Saturday, September 4, 2010

Homeless Gypsy

My great challenge yet came on Thursday night. After meeting my new artist friends at the University in Mankato and the eighty-year-old psychic healer at Cub, I was confronted with the reality that I had no easily identifiable place to pitch a tent that night. Let me reframe that: from the perspective of someone who is used to sleeping in places with the permission of owners or stewards, I had few options. From the perspective of a homeless person, there were plenty.

As I was leaving the University earlier, I'd spotted a church with a huge, moved lawn and a labyrinth of spruce pines. As I passed it, I thought it would be a great place to camp. So, I went back there and scouted it out. Yes indeed, I could pitch a tent there, but since no one was around to ask permission, I had to face the fact that staying there would be as a squatter, a homeless Gypsy. With few other options, since I picture myself as a more a Yuppie type than a homeless person, I conceded that this is what I needed to do. My choice was aided by the banner in front of the church, which read, "All Welcome." As I knocked on the front door, I also saw that they had Buddhist and Narcotics Anonymous (NA) meeting there, and figured I could always tell the pastor, "I'm riding my bike across the country on a shamanic journey," and he'd understand and be cool with it.

The problem arose with what to do until it was dark. Squatting on private land requires a certain finesse, as explained by Jerry, a homeless guy I co-loitered with for about 30 minutes in front of Cub Foods while waiting for it to get dark. "I pitch my tent at about 11," he said with a craggy voice to rival Joe Cocker, "and take it down about 5." This was the most coherent sentence I got from the guy. Most of his speech was something like the following:  "Yeah, he told me that he so I didn't know but there was the other one so I figured..."

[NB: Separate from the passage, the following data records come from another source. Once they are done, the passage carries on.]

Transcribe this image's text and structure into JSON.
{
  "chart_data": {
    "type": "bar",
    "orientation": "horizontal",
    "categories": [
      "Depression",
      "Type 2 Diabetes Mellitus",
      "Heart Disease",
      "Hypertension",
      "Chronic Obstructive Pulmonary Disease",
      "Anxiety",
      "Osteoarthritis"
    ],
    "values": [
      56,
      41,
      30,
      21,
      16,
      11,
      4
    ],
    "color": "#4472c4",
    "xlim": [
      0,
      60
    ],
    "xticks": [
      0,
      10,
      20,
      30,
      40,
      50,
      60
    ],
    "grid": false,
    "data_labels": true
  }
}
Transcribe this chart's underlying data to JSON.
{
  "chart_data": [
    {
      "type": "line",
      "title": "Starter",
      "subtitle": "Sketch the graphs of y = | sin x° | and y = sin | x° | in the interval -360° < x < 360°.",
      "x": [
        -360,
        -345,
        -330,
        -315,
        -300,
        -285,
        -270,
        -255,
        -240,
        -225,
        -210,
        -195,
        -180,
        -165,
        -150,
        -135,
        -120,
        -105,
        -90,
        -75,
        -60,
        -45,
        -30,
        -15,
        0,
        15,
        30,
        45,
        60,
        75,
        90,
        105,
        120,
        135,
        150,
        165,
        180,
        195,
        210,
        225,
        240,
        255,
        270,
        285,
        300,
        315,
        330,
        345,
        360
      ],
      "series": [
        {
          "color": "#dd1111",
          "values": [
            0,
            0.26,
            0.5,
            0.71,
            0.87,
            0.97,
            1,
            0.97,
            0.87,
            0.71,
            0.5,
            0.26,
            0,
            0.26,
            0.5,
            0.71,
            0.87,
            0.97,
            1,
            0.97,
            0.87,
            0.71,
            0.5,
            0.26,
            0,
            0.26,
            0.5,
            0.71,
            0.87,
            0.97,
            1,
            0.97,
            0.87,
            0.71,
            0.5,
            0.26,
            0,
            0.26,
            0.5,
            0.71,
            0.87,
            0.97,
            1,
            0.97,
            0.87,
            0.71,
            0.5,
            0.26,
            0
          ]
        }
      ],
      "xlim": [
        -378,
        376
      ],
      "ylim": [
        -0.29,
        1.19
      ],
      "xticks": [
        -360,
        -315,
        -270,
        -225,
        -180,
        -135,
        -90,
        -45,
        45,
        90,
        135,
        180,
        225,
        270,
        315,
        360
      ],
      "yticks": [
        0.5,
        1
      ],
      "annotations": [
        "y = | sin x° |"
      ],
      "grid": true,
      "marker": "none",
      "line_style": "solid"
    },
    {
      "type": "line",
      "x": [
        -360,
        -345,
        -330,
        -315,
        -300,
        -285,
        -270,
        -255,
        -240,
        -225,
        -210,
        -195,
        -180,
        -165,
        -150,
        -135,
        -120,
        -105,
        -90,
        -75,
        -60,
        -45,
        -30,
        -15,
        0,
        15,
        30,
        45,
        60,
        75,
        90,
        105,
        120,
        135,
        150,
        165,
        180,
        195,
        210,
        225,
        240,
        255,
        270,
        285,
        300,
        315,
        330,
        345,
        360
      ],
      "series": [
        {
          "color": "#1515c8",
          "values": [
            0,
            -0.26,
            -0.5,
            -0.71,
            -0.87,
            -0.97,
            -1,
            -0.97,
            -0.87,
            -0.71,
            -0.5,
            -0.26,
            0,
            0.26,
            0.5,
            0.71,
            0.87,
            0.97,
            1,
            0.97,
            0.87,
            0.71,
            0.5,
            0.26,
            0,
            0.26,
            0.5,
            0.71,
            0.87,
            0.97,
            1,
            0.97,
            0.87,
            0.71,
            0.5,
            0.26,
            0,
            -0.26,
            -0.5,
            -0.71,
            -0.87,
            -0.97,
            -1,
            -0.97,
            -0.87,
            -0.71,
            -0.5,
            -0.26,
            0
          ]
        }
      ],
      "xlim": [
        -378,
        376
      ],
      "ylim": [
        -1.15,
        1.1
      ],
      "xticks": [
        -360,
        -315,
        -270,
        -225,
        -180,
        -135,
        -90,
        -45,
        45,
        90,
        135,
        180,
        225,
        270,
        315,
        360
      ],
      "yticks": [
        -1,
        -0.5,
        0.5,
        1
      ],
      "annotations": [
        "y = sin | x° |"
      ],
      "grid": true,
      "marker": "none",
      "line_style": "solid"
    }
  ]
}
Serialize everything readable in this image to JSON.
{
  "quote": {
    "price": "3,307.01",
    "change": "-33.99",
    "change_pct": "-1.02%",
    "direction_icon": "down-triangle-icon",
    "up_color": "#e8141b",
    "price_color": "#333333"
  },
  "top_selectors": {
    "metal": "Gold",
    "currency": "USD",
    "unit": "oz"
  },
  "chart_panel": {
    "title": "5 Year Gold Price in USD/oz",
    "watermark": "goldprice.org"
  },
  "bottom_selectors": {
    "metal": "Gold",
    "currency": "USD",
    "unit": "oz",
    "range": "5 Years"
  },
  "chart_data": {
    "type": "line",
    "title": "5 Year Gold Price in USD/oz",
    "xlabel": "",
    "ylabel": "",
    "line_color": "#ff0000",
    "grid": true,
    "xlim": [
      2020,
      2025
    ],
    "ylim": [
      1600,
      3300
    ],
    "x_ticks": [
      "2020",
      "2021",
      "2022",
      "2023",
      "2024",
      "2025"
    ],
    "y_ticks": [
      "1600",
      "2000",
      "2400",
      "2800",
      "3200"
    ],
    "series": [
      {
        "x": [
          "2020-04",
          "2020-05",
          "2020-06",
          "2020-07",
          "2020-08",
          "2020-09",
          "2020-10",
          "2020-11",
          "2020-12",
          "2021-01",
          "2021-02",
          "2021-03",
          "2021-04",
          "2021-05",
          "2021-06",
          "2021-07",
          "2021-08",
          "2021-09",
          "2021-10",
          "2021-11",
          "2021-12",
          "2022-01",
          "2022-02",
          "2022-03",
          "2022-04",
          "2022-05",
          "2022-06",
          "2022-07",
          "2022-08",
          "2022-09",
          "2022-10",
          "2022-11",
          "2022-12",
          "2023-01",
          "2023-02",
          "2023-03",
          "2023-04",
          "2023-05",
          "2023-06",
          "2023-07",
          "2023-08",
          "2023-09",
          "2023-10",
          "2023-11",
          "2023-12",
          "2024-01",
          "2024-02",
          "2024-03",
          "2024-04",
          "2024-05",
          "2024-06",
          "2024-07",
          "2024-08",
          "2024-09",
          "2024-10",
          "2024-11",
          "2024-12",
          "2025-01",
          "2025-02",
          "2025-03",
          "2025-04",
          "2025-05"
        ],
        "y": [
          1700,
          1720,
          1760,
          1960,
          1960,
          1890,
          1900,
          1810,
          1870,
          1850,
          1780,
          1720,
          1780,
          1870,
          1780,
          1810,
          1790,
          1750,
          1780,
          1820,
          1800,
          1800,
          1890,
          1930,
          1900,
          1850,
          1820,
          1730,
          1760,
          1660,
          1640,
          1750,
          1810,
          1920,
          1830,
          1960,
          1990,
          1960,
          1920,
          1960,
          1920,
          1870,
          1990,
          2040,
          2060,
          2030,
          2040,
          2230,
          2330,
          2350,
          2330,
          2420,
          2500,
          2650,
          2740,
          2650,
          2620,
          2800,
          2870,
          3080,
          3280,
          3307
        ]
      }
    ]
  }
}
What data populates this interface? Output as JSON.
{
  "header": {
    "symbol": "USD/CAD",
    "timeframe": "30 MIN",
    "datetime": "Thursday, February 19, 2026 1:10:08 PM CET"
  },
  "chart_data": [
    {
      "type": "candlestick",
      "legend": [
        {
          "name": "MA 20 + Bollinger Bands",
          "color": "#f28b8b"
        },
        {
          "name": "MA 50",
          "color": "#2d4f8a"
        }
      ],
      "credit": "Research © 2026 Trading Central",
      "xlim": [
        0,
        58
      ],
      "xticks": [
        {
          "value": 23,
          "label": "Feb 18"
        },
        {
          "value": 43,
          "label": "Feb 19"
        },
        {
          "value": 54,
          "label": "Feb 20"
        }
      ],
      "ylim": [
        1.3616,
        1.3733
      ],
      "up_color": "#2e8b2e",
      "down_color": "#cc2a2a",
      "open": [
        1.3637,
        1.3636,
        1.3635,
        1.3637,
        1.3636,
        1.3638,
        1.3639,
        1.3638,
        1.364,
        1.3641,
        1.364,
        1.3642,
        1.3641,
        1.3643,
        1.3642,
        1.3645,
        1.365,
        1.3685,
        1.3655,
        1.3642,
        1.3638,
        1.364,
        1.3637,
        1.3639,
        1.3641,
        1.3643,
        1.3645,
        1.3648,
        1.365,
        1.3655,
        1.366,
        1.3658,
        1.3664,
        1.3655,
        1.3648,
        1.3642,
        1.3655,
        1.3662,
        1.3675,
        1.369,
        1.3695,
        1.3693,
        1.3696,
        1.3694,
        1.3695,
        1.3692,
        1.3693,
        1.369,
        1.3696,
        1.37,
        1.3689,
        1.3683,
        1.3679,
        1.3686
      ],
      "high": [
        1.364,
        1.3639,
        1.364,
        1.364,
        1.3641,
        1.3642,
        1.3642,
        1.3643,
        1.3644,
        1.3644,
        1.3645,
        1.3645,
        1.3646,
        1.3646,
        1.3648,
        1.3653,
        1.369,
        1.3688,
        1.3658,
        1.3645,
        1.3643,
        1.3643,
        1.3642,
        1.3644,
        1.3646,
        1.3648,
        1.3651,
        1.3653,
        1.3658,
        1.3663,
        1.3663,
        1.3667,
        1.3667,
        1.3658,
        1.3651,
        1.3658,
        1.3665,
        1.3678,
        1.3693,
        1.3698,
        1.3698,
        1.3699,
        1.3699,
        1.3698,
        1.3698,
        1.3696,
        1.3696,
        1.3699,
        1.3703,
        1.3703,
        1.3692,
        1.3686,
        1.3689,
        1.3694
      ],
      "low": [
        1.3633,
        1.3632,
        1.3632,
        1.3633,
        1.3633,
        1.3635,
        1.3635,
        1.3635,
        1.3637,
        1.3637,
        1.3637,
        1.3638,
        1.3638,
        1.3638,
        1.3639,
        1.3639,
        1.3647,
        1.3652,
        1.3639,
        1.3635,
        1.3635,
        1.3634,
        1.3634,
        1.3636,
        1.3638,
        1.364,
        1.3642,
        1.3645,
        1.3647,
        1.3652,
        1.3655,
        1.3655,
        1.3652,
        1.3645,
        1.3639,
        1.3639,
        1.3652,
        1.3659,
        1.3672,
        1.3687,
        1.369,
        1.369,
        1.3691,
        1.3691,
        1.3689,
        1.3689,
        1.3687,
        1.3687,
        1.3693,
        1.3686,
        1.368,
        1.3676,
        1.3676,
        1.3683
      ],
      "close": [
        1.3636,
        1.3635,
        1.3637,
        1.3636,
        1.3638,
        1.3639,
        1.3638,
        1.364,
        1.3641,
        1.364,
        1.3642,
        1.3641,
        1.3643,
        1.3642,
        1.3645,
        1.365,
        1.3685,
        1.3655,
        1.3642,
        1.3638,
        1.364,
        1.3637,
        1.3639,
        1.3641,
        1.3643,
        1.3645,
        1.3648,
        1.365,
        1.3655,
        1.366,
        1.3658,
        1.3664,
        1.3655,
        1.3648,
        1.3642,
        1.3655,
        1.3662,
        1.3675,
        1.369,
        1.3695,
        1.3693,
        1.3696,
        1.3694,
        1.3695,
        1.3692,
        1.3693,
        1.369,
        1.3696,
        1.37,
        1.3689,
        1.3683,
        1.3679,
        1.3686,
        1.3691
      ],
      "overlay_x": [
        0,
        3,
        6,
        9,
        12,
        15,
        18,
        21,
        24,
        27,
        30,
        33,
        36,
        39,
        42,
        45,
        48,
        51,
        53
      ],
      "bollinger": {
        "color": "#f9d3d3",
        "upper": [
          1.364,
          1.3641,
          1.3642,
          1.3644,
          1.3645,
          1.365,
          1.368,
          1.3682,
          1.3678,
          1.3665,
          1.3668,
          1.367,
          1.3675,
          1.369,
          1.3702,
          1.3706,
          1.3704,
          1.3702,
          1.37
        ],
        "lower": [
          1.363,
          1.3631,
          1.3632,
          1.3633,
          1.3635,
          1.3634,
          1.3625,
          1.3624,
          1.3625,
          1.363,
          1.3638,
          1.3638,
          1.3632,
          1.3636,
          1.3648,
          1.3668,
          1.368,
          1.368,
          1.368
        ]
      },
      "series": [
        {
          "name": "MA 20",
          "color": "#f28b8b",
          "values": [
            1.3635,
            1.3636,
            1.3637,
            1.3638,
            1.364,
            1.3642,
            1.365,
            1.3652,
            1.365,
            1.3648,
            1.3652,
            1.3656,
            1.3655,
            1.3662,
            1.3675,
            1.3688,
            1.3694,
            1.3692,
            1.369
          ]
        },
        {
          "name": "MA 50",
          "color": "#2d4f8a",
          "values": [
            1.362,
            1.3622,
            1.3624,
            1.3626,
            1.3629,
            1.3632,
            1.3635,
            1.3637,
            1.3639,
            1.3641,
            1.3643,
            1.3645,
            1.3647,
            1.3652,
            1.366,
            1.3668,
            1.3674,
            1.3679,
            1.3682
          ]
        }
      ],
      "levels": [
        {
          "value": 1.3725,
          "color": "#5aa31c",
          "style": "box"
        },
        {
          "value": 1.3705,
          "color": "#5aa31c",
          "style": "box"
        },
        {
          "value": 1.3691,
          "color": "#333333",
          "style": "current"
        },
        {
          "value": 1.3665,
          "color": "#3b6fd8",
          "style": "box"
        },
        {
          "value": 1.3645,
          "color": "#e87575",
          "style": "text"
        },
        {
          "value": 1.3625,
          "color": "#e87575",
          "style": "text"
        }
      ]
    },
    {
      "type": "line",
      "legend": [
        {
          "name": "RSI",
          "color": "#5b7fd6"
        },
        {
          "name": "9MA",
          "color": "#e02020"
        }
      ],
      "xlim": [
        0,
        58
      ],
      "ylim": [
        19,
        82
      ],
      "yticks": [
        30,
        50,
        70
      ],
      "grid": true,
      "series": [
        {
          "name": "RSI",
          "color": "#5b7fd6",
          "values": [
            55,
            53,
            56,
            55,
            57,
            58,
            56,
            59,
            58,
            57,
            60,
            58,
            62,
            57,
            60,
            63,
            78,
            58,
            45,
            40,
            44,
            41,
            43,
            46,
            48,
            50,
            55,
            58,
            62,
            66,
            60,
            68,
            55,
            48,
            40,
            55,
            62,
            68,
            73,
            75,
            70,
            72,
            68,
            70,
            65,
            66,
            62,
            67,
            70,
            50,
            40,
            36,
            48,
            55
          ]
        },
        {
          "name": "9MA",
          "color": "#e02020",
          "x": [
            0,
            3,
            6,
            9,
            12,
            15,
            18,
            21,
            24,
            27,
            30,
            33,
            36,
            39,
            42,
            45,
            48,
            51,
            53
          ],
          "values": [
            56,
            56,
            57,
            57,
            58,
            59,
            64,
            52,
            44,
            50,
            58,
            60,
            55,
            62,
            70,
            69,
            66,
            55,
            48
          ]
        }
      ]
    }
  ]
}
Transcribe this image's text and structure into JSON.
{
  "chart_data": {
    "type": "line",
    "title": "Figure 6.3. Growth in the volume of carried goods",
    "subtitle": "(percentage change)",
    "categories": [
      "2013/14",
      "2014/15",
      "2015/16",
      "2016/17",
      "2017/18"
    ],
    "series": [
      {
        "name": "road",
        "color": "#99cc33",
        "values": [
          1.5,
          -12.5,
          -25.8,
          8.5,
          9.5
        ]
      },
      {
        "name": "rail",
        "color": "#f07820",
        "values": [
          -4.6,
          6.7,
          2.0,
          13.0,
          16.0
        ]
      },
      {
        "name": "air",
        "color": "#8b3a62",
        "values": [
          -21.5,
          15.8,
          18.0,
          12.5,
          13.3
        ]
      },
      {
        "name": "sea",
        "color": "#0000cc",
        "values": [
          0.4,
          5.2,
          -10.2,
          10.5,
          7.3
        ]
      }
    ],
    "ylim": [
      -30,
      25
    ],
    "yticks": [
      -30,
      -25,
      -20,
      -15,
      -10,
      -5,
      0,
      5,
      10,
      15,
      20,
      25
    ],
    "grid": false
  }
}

Jerry eventually got angry at me and left Cub Foods in a huff. I'd evidently offended him. In a discussion about my playing the guitar, I insinuated that the most important reason for wanting it with me was that I enjoy playing it. "That's not the reason you should have it with you," he said with no small measure of piss and venom, his scratchy vocal chords ratcheting the sounds. "People give you money if you play an instrument, you dumbass." I was happy to see Jerry mount his bike and pedal away, but in his absence, I was certain people now viewed my loitering in front of Cub Foods as a certain sign of my inclusion with Jerry as among the homeless creeps of the world.